The Global Petri Dish

In the November/December 2012 issue of Orion magazine, there is a wonderfully informative and delightfully engaging article by Charles C. MannState of the Species, in which he discusses the history and fate of Homo sapiens as a biological species. Please do read the entire article. Below I am going to present an outline of the salient features, frequently relying on the words of the author. Consider them as abridged excerpts.

Homo sapiens emerged on Earth around 200,000 years ago. Those humans were anatomically modern, but not behaviorally modern: they possessed no language, no clothing, no art, no religion and had the simplest of tools. Those early humans had so little capacity for innovation that for the first 100,000 years of their existence, we find no evidence of any significant cultural and social change. Furthermore, humans were confined geographically to a small area in East Africa (and possibly another area in South Africa).

Then, mysteriously, 50,000 years later humans were drawing cave art, using specialized tool, had clothing, religious worship and rituals, and were communicating via language. How did this sudden transformation come about in what is geologically a finger snap?

We are not really sure what happened. It is possible that favorable genetic mutations swept throughout the species that led to an increase of mental capacities and abstract thinking. It may have come about by interbreeding with Neanderthals. It may simply be a result of the invention of language. 

It may also have been related to a significant geological event that happened 75,000 years ago: a huge volcano exploded on the island of Sumatra, creating Lake Toba, the world’s biggest crater lake, and ejected the equivalent of as much as 3,000 cubic kilometers of rock. Dust hid the sun for as much as a decade, plunging the earth into a years-long winter accompanied by widespread drought. This predictably threatened the survival of countless species, including Homo sapiens: the number of humans shrank dramatically, perhaps to a few thousand people. This bottleneck is evident from the remarkable genetic uniformity of humans. This bottleneck may also have helped alter the genetic composition of Homo sapiens, because in small populations favorable mutations can spread very rapidly, and uncommon variants can become dominant.

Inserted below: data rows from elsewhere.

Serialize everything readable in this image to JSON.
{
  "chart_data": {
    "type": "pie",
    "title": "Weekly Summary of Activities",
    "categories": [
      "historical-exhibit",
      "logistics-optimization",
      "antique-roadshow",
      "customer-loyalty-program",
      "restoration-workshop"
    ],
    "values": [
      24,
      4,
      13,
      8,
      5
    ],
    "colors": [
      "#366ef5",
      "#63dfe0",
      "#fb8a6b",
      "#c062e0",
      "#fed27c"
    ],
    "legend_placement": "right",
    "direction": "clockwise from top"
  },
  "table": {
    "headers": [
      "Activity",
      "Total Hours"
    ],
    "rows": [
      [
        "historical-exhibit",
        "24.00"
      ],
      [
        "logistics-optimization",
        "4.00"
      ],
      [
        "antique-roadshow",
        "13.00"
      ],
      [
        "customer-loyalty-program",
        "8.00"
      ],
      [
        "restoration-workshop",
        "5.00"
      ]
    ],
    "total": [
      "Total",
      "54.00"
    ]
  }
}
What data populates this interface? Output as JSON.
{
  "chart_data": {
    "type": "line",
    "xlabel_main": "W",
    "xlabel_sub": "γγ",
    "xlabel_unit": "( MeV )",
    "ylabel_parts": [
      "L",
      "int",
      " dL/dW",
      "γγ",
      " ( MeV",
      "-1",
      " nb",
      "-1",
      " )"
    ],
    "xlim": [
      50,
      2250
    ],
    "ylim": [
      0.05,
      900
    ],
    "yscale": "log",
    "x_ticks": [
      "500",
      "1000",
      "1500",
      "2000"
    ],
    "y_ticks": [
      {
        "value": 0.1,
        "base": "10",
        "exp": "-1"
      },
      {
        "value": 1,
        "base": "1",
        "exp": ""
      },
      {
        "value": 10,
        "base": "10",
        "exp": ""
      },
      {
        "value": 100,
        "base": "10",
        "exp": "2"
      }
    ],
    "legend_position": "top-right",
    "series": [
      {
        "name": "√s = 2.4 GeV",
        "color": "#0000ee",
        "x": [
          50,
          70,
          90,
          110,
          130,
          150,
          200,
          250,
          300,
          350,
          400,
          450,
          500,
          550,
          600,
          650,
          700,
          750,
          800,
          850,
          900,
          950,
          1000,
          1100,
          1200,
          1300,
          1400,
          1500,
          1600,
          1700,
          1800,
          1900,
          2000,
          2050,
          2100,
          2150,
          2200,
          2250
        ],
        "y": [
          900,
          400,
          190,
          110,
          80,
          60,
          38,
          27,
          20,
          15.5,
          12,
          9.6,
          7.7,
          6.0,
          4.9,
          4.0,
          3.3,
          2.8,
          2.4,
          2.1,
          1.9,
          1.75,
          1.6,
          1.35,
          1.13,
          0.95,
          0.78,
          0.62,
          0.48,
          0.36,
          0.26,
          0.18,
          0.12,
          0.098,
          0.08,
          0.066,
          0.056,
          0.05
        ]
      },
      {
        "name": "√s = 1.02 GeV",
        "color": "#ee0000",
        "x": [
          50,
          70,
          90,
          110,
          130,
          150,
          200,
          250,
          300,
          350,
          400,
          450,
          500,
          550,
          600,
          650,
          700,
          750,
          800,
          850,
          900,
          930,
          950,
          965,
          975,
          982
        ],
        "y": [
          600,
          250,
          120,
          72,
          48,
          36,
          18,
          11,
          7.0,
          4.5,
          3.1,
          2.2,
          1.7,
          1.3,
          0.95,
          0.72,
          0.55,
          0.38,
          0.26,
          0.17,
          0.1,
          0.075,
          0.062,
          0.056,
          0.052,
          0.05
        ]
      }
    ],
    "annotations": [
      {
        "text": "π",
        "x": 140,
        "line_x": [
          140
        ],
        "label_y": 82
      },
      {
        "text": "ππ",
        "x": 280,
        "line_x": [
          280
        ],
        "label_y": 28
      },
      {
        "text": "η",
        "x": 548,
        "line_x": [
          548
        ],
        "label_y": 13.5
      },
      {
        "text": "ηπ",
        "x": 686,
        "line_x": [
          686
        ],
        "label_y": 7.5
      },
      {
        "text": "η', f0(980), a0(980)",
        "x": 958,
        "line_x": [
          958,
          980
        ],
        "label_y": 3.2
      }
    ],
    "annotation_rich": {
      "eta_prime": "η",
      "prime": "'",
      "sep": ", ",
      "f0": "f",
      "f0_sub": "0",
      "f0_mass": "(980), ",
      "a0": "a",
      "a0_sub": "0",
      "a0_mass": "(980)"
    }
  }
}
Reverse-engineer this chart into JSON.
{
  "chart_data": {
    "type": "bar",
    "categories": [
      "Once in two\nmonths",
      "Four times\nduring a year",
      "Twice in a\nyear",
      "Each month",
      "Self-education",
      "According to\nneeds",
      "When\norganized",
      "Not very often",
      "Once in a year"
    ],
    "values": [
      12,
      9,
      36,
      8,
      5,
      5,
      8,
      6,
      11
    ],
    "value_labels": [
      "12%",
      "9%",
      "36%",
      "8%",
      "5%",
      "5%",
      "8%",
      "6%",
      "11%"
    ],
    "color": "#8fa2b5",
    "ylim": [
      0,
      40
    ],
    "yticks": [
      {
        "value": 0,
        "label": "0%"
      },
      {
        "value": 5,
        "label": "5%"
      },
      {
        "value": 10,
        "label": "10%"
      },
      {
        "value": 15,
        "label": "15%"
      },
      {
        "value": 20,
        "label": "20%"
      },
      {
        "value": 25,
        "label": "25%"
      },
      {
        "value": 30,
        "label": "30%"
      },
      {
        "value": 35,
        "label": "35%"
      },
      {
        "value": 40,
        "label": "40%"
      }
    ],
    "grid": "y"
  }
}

How it happened is unclear, but around the time of Toba behaviorally modern humans emerged and spread out into the world; human footprints appeared in Australia within as few as 10,000 years.

What does the growth curve of a typical species look like? Take a species of bacteria. It's population would be kept in check and steady by the size of its habitat, by the limited food supply and by competing organisms. However, put a small population in a petri dish and the behavior radically changes. There is no competition, and the food supply and habitat appear to be endless. At first it grows slowly, then it hits an inflection point, and there is a frenzy of exponential growth. The petri dish is swamped. The rapid growth continues until it hits the second inflection point - the edge of the petri dish. As the food supply is exhausted and waste materials accumulate, the bacteria begin to die and ultimately the population falls to zero.

From a biological perspective, Homo sapiens look like one of these briefly fortunate species: for the modern humans the post-Toba world presented itself like a petri-dish. Around 10,000 years ago with the invention of agriculture, we hit our first inflection point. There has no been stopping us since then. In just the past two hundred years, human population has exploded from 1 to 7 billion. In 2000, the chemist Paul Crutzen gave a name to our time: the “Anthropocene,” the era in which Homo sapiens became a force operating on a planetary scale.

Like a typical biological specie, it can be expected that our 
"growth will continue at a delirious speed until we hit the second inflection point. At that time we will have exhausted the resources of the global petri dish, or effectively made the atmosphere toxic with our carbon-dioxide waste, or both. After that, human life will be, briefly, a Hobbesian nightmare, the living overwhelmed by the dead. When the king falls, so do his minions; it is possible that our fall might also take down most mammals and many plants. Possibly sooner, quite likely later, in this scenario, the earth will again be a choir of bacteria, fungi, and insects, as it has been through most of its history."
Is a different outcome possible? It may be. Unlike other species, we are characterized by remarkable behavioral plasticity; we have the ability to change our behavior, not just on an individual level, but also on a social one. This behavioral plasticity has conferred to us great powers of adaptation, instrumental to our biological expansion. Can we as a species constrain our own growth before we hit the second inflection point? To do so would be biologically unprecedented. Is our behavior plastic enough to take on such a challenge? The possibility exists, but that itself is no predictor of the outcome. Time will tell whether Homo sapiens will end up any different from bacteria in a petri-dish.